In spring, bees are attracted to the honey scent of the Blackfoot Daisy (Melampodium leucanthum), a short-lived mounding perennial that does well in our low desert environment. It flowers from early spring to late fall, and will grow to about one foot high and wide. It is heat, drought, and cold tolerant, and lives longer in our climate than it does in milder regions. The trade-off is that in milder climates with richer soil, it produces far more flowers, but dies sooner.

In Arizona, we claim Blackfoot Daisy to be a native plant, but it’s also called a native plant in Texas and Colorado. Depending on the region where it's grown, other names for it are Desert Daisy, Plains Daisy, or Rock Daisy.

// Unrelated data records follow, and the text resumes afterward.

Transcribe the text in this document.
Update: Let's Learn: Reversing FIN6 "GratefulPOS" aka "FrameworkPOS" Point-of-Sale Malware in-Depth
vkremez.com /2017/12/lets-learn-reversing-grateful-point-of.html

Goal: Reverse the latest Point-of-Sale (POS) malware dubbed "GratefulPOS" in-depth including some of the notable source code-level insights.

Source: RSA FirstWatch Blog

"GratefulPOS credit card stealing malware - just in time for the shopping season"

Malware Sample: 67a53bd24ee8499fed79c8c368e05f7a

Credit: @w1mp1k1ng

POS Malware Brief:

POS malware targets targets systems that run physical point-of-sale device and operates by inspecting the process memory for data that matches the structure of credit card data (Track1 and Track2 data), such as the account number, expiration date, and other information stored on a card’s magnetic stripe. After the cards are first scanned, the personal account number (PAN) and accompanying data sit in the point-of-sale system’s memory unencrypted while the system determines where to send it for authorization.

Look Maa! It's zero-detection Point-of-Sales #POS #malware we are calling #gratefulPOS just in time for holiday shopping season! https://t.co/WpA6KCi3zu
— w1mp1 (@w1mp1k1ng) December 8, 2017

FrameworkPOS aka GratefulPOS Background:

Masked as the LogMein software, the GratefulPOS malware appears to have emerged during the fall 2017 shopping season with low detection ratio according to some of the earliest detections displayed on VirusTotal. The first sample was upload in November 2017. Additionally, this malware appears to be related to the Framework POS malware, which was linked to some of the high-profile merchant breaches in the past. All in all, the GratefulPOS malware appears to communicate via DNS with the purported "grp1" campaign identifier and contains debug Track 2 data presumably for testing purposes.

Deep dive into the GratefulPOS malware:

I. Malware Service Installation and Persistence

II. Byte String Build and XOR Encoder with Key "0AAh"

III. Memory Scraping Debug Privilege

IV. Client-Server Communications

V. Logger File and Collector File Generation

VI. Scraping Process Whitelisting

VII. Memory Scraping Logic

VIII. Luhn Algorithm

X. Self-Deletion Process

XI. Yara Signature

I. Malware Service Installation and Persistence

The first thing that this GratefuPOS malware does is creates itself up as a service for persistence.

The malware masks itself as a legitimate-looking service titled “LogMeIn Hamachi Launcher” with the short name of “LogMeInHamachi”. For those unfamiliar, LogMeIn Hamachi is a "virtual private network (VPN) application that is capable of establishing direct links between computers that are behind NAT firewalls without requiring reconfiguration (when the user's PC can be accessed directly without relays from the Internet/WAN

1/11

The Blackfoot Daisy is a popular desert garden plant. It looks good tucked around landscape boulders and on slopes, or mixed in with cacti and succulents.


Teri C said...

Oh Aiyana, you KNOW I LOVE these. I never heard that name before because and I love daisies and I have just a tiny bit of Blackfoot Indian in my heritage, so this makes it even more interesting for me. I need to adopt this plant :)

WiseAcre said...

I looked it up and this might be one plant that you've posted that I could grow. I'd be pushing the limit but it would be worth the try. I like anything that self sows. Ah who am I kidding I like anything that flowers

Julie said...

What a beautiful flower! I know you are enjoying this time of year!!!

M Sinclair Stevens (Texas) said...

Blackfoot daisy grows well here in central Texas although it seems to do better on the western half of Travis county than where I live. I think it objects to the heavy black clay in my garden. I love it though, and seeing your photo reminds me that I should give it another try.